Largest known rare earth deposit discovered in North Korea
Is this the real reason for the North Korean crisis? Oil, a pipeline, and ancient artifacts was the reason for the gulf wars!
Mining.Com – Privately-held SRE Minerals on Wednesday announced the discovery in North Korea of what is believed to be the largest deposit of rare earth elements anywhere in the world.
SRE also signed a joint venture agreement with the Korea Natural Resources Trading Corporation for rights to develop REE deposits at Jongju in the Democratic People’s Republic of Korea for the next 25 years with a further renewal period of 25 years.
The joint venture company known as Pacific Century Rare Earth Mineral Limited, based in the British Virgin Islands, has also been granted permission for a processing plant on site at Jongju, situated approximately 150 km north-northwest of the capital of Pyongyang.
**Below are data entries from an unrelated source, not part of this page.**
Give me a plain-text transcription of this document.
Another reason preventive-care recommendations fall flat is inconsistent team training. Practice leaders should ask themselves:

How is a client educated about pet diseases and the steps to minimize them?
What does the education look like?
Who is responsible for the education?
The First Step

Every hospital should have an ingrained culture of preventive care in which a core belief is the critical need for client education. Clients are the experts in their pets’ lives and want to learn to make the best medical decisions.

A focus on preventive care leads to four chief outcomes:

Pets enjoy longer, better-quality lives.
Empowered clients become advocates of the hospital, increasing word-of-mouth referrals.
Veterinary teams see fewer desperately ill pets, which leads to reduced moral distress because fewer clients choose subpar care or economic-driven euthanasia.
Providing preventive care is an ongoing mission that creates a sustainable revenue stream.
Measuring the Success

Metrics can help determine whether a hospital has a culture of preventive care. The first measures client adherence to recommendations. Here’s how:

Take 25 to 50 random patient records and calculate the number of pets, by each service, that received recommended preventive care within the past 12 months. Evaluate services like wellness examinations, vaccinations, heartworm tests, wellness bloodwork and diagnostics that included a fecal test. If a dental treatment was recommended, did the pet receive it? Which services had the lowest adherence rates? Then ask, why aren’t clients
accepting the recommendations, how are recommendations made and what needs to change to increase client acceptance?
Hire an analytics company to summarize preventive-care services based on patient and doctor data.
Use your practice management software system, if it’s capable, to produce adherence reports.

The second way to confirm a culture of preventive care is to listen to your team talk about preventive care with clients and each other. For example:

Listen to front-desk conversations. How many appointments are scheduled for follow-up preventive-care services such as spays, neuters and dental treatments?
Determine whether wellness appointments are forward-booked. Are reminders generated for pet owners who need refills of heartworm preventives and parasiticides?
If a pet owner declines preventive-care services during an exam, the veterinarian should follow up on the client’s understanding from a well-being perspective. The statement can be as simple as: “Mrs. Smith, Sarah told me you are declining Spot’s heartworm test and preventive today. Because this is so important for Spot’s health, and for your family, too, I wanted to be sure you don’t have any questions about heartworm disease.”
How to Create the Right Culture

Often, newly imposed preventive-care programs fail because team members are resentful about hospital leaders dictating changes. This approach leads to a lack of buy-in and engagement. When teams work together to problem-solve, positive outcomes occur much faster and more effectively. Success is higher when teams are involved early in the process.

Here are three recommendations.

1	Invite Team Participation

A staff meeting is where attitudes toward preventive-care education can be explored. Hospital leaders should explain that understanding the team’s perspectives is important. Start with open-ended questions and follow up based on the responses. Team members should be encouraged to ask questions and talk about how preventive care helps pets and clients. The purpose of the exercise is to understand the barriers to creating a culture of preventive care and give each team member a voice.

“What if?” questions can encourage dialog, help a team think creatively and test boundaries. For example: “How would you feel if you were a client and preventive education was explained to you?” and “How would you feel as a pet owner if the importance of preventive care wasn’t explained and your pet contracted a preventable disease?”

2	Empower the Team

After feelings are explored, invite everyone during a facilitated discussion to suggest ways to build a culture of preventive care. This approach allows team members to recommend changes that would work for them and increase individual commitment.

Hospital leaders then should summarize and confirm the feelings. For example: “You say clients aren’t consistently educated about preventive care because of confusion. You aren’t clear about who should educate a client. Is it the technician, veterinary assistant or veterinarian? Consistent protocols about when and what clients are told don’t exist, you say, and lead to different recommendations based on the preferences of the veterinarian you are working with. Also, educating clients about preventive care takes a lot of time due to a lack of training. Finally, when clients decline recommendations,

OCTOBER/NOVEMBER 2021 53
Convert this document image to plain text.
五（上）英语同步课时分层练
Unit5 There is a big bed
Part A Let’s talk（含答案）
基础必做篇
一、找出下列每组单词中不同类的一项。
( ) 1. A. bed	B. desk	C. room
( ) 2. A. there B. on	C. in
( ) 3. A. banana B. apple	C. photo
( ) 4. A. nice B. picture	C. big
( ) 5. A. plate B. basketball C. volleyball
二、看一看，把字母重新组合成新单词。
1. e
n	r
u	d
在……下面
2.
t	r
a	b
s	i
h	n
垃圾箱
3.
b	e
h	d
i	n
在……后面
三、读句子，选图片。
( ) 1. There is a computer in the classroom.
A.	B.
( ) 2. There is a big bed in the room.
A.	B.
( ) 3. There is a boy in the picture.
The initial assessment of the Jongju target indicates a total mineralisation potential of 6 billion tonnes with total 216.2 million tonnes rare-earth-oxides including light REEs such as lanthanum, cerium and praseodymium; mainly britholite and associated rare earth minerals. Approximately 2.66% of the 216.2 million tonnes consists of more valuable heavy rare-earth-elements.
According Dr Louis Schurmann, Fellow of the Australasian Institute of Mining and Metallurgy and lead scientist on the project, the Jongju deposit is the world’s largest known REE occurrence.
The 216 million tonne Jongju deposit, theoretically worth trillions of dollars, would more than double the current global known resource of REE oxides which according to the US Geological Survey is pegged at 110 million tonnes.
Minerals like fluorite, apatite, zircon, nepheline, feldspar, and ilmenite are seen as potential by-products to the mining and recovery of REE at Jongju.